GPSS discusses professional funds, proposes new system


Yanhua Huang/ Iowa State Daily

James Davis, Iowa State’s chief information officer, gives a presentation on the upgrades to the cross-campus wireless service during the Graduate and Professional Student Senate meeting Aug. 25.

Makayla Tendall

Graduate and professional students put down their textbooks and took a break from research for a few hours Aug. 25 for the first Graduate and Professional Student Senate meeting of the year. 

Much of the discussion revolved around a Senate bill that would change the way professional advancement funds are allocated to students, affecting the way graduate students may be able to fund their trips to professional conferences and research opportunities. 

Part of student fees, of which each student pays the same amount, goes toward funding trips. In the past, funds would be divided between semesters and the applications for funding a specific student’s trip would be processed on a first-come, first-serve basis. Funds would fizzle out early in the semester, leaving some unserved.
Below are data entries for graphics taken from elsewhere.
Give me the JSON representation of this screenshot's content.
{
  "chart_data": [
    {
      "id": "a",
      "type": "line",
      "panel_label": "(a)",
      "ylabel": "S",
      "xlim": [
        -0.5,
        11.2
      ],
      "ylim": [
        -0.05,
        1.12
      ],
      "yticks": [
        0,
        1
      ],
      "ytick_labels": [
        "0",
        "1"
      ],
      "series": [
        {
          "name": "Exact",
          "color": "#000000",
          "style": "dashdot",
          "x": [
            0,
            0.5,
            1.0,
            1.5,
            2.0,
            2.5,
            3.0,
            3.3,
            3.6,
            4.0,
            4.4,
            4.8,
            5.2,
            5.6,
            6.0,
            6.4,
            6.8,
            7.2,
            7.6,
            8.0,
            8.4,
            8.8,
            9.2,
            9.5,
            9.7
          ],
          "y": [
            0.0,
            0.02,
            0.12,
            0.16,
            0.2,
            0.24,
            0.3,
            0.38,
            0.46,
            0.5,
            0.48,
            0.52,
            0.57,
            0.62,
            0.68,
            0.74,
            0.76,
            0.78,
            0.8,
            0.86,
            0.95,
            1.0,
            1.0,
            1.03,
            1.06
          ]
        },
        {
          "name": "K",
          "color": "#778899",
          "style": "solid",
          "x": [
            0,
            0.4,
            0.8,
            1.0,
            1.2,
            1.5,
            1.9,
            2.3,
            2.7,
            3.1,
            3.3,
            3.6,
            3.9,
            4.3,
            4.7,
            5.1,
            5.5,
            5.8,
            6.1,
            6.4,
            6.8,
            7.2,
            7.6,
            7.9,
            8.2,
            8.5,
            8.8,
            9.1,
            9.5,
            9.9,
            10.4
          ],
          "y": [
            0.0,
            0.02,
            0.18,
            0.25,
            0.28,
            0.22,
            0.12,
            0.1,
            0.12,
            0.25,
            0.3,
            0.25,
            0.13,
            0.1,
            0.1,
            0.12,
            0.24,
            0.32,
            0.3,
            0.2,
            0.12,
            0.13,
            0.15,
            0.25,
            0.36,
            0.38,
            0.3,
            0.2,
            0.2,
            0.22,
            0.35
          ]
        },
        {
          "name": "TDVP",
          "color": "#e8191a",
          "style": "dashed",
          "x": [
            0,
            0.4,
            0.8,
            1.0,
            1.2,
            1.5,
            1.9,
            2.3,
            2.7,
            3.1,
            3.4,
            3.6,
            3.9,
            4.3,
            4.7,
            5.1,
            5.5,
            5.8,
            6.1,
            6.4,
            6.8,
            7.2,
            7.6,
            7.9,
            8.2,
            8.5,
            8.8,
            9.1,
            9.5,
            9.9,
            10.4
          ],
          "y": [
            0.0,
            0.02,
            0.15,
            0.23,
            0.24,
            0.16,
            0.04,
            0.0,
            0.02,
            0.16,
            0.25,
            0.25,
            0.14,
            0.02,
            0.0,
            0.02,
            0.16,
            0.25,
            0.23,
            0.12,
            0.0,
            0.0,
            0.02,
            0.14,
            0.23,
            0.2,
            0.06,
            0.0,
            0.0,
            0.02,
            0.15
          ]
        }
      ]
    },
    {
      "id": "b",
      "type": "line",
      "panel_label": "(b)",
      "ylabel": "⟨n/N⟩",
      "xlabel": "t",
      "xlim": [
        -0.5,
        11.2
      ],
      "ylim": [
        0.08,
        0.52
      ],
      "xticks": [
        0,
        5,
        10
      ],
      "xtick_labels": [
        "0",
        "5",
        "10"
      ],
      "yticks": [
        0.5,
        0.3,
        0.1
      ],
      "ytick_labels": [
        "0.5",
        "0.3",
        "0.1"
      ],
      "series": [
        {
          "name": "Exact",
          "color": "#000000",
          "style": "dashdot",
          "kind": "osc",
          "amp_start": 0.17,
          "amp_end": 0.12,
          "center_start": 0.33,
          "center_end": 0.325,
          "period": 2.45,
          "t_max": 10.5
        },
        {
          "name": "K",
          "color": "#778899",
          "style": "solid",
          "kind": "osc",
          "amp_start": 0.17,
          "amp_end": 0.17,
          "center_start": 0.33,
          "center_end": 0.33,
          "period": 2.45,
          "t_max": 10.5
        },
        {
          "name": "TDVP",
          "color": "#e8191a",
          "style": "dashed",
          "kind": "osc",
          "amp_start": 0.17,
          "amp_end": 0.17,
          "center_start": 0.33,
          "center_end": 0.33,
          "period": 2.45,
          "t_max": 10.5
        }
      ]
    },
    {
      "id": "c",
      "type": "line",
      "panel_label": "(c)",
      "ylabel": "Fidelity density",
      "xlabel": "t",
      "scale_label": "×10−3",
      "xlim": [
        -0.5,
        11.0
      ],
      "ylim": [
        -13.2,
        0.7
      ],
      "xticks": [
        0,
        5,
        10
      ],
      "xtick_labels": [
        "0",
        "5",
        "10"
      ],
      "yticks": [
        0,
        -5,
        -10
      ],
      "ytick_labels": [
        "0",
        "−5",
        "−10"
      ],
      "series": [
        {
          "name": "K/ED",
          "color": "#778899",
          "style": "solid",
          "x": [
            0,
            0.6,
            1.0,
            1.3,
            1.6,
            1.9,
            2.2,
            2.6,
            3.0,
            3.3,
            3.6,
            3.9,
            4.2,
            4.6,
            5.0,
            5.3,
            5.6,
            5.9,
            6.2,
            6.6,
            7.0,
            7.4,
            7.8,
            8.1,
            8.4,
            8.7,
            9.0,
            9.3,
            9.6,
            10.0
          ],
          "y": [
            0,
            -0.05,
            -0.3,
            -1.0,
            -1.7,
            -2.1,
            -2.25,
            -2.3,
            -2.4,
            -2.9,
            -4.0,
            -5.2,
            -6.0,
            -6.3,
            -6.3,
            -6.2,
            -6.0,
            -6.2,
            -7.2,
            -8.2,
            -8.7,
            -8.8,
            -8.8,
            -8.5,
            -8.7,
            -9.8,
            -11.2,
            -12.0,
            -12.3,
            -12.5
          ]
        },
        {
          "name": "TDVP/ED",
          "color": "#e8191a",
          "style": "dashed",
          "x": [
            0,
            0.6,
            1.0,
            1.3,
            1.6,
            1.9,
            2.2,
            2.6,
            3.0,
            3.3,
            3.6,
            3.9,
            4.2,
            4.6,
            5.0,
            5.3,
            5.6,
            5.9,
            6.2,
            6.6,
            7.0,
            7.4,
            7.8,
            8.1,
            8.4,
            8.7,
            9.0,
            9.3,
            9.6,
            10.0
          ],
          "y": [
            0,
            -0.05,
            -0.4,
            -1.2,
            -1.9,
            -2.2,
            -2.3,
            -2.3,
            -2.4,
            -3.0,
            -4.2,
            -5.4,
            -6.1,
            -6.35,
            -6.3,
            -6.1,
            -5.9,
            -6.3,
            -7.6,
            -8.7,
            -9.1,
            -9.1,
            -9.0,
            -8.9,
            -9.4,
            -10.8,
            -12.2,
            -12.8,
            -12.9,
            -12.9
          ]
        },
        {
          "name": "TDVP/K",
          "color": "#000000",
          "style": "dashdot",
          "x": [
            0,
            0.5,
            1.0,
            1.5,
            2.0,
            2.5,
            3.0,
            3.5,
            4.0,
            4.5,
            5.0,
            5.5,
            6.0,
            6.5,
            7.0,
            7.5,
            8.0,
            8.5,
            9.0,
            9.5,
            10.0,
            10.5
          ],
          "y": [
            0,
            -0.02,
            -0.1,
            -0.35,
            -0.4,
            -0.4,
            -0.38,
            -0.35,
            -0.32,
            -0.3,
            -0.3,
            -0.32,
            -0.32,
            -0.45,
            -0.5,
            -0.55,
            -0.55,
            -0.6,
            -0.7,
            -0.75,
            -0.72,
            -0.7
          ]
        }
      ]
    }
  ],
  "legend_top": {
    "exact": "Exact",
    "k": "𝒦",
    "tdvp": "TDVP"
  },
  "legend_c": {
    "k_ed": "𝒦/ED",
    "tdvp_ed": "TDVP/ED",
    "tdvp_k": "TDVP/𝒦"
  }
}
A bill was passed last semester that would change allocation to a monthly budgeting system that would allow funds to be allocated evenly. Applications would be put in a random lottery system for every month, ideally allowing for fair allocation. 

Some were concerned that one person may be randomly chosen a few times while some may not be chosen at all. However, senators say there would be a tiered lottery system, allowing those who have never been chosen to be in a separate pool and chosen first. 

The monthly lottery system bill would take effect in January. However, a bill proposing a change to the monthly system was discussed.

Senators Mahdi Ramezani and Brian Lois argued against a new monthly budgeting system which would combine the monthly budgeting with the first-come, first-served basis. The new system would be without the possibly unfair lottery system that would make students wait a month to find out if they won the lottery at the end-of-the-month drawing.

The concern was that some graduate students who have conferences during the beginning of the month would benefit more from that system.  

The bill will be discussed at length at the September meeting. Senators are encouraged to join the Professional Advancement Grant committee, as well as research Senate Bill F14-03. 

Arko Mukherjee, president of GPSS and graduate student in electrical and computer engineering, began the meeting by urging senators to represent their academic departments.

“GPSS is not about senators and execs working separately,” Mukherjee said. “It’s about senators and the execs working together. Everyone in your department should know who you are.”

Mukherjee also proposed adding another executive position centered on organization of the research conference they conduct in April. 

“The same amount of money could be distributed around seven positions instead of six,” Mukherjee said about the concern of using more funds to create a new position. “I don’t think any of us are here for the money. I think we are here because we are passionate about GPSS.”

Sen. Atena Darvishi proposed a bill to nominate a graduate student to Government of the Student Body Senate, which bylaws of GSB allow. 

Graduate student orientation will take place at the Alumni Orientation Center on Beech Avenue on Sept. 4. There will be a social for graduate students at 5:30 Sept. 5 at Brookside Park.